Gardens for less-abled people

148433_460301893179_546714_nGardens for less-abled people.
How to avoid unnecessary work:

  •     Mulch.
  •     Recycle compostable materials.
  •     Work with natural forces such as sun/shade, rain (watering plants), wind (distributing mulching material – leaves), and gravity (positioning heavy elements uphill from where they are needed).
  •     Employ light easily moved containers. Use light potting mix and soil substitutes (e.g. coconut coir and mushroom compost, leaves [Daniels 1996 PIJ]).
  •     Create no-dig beds and minimise need for digging and weeding.

Make No-bend gardens

  •     Use planters of light material or readily available material.

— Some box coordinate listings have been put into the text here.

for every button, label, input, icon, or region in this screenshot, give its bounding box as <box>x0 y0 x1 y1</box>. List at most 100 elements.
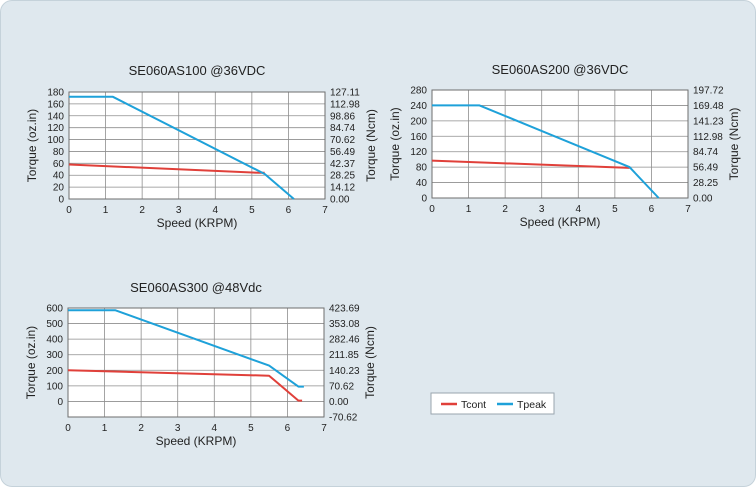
y2-tick-label: 42.37 <box>330 159 355 170</box>
y2-tick-label: 28.25 <box>330 171 355 182</box>
chart-se060as300: 0 1 2 3 4 5 6 7 0 100 200 300 400 500 600 -70.62 0.00 70.… <box>24 280 377 448</box>
y2-tick-label: 0.00 <box>693 194 713 205</box>
y-tick-label: 160 <box>47 99 64 110</box>
y-tick-label: 100 <box>46 381 63 392</box>
x-tick-label: 6 <box>285 423 291 434</box>
y-tick-label: 40 <box>416 178 428 189</box>
x-tick-label: 5 <box>248 423 254 434</box>
y2-axis-label: Torque (Ncm) <box>363 326 377 399</box>
x-tick-label: 6 <box>649 204 655 215</box>
x-axis-label: Speed (KRPM) <box>156 434 237 448</box>
y2-tick-label: 0.00 <box>330 195 350 206</box>
y-tick-label: 60 <box>53 159 65 170</box>
chart-title: SE060AS100 @36VDC <box>129 63 266 78</box>
x-tick-label: 6 <box>286 205 292 216</box>
x-tick-label: 3 <box>539 204 545 215</box>
legend: Tcont Tpeak <box>430 392 555 415</box>
y2-axis-label: Torque (Ncm) <box>727 108 741 181</box>
legend-label-tpeak: Tpeak <box>517 399 547 411</box>
y-tick-label: 120 <box>47 123 64 134</box>
plot-border <box>68 91 326 200</box>
y-tick-label: 280 <box>410 86 427 97</box>
y2-tick-label: 84.74 <box>693 147 718 158</box>
y2-tick-label: 84.74 <box>330 123 355 134</box>
y-tick-label: 400 <box>46 335 63 346</box>
x-tick-label: 2 <box>502 204 508 215</box>
y2-tick-label: 423.69 <box>329 304 360 315</box>
chart-title: SE060AS300 @48Vdc <box>130 280 262 295</box>
y2-tick-label: 98.86 <box>330 111 355 122</box>
y-axis-label: Torque (oz.in) <box>24 326 38 399</box>
x-tick-label: 7 <box>685 204 691 215</box>
x-axis-label: Speed (KRPM) <box>520 215 601 229</box>
y-tick-label: 140 <box>47 111 64 122</box>
y2-tick-label: 56.49 <box>693 163 718 174</box>
y2-axis-label: Torque (Ncm) <box>364 109 378 182</box>
y-tick-label: 240 <box>410 101 427 112</box>
x-tick-label: 1 <box>466 204 472 215</box>
series-line-tpeak <box>68 309 304 388</box>
y2-tick-label: 127.11 <box>330 88 360 99</box>
y2-tick-label: 140.23 <box>329 366 360 377</box>
y2-tick-label: 353.08 <box>329 319 360 330</box>
x-tick-label: 4 <box>213 205 219 216</box>
y-tick-label: 0 <box>57 397 63 408</box>
x-tick-label: 3 <box>176 205 182 216</box>
y-tick-label: 80 <box>53 147 65 158</box>
y2-tick-label: 211.85 <box>329 350 359 361</box>
y-tick-label: 120 <box>410 147 427 158</box>
legend-box <box>430 392 555 415</box>
y-tick-label: 300 <box>46 350 63 361</box>
y-tick-label: 0 <box>421 194 427 205</box>
chart-title: SE060AS200 @36VDC <box>492 62 629 77</box>
y-tick-label: 80 <box>416 163 428 174</box>
y2-tick-label: -70.62 <box>329 413 358 424</box>
y2-tick-label: 197.72 <box>693 86 724 97</box>
y-tick-label: 0 <box>58 195 64 206</box>
legend-label-tcont: Tcont <box>461 399 486 411</box>
series-line-tcont <box>67 369 303 402</box>
x-tick-label: 5 <box>612 204 618 215</box>
series-line-tpeak <box>69 95 295 200</box>
y-tick-label: 20 <box>53 183 65 194</box>
y2-tick-label: 56.49 <box>330 147 355 158</box>
x-tick-label: 4 <box>576 204 582 215</box>
x-tick-label: 1 <box>102 423 108 434</box>
plot-area <box>69 92 325 199</box>
x-tick-label: 4 <box>212 423 218 434</box>
y-tick-label: 200 <box>410 116 427 127</box>
y-tick-label: 160 <box>410 132 427 143</box>
y2-tick-label: 0.00 <box>329 397 349 408</box>
x-tick-label: 3 <box>175 423 181 434</box>
plot-border <box>67 307 325 418</box>
y2-tick-label: 70.62 <box>329 381 354 392</box>
x-tick-label: 7 <box>322 205 328 216</box>
y2-tick-label: 28.25 <box>693 178 718 189</box>
y2-tick-label: 112.98 <box>330 99 360 110</box>
y-tick-label: 600 <box>46 304 63 315</box>
chart-se060as200: 0 1 2 3 4 5 6 7 0 40 80 120 160 200 240 280 0.00 28.25 56.… <box>388 62 741 229</box>
y-tick-label: 200 <box>46 366 63 377</box>
x-tick-label: 0 <box>66 205 72 216</box>
y-tick-label: 500 <box>46 319 63 330</box>
x-tick-label: 0 <box>65 423 71 434</box>
y2-tick-label: 70.62 <box>330 135 355 146</box>
y-tick-label: 100 <box>47 135 64 146</box>
y-tick-label: 180 <box>47 88 64 99</box>
plot-area <box>432 90 688 198</box>
y2-tick-label: 282.46 <box>329 335 360 346</box>
x-tick-label: 5 <box>249 205 255 216</box>
y-tick-label: 40 <box>53 171 65 182</box>
y-axis-label: Torque (oz.in) <box>25 109 39 182</box>
series-line-tpeak <box>432 104 660 199</box>
y2-tick-label: 141.23 <box>693 116 724 127</box>
plot-border <box>431 89 689 199</box>
y2-tick-label: 112.98 <box>693 132 723 143</box>
x-tick-label: 1 <box>103 205 109 216</box>
y2-tick-label: 14.12 <box>330 183 355 194</box>
y2-tick-label: 169.48 <box>693 101 724 112</box>
plot-area <box>68 308 324 417</box>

Large planters are easier to maintain as they hold more moisture and can have mixed plantings which are less susceptible to insect invasion.
  •     Hanging gardens are suitable for trailling and shallow rooted edibles.
  •     Consider indoor gardens in sunny moist areas such as Bathrooms and Kitchens.
  •     Remember the high value of sprouts.

Special Needs Gardens

  •     Wheelchair gardens on table tops.
  •     Tray gardens.
  •     Aquaculture gardens.
  •     Terariums.
  •     Miniature plants.
  •     Aerial plants, bromeliads, orchids, and epiphiliums (edible fruit).
  •     Medicinal succulents (such as varieties of Aloe).
  •     Edible flowers.

People with special talents.  People with special needs can offer small but highly valued work such as rare seed propagation.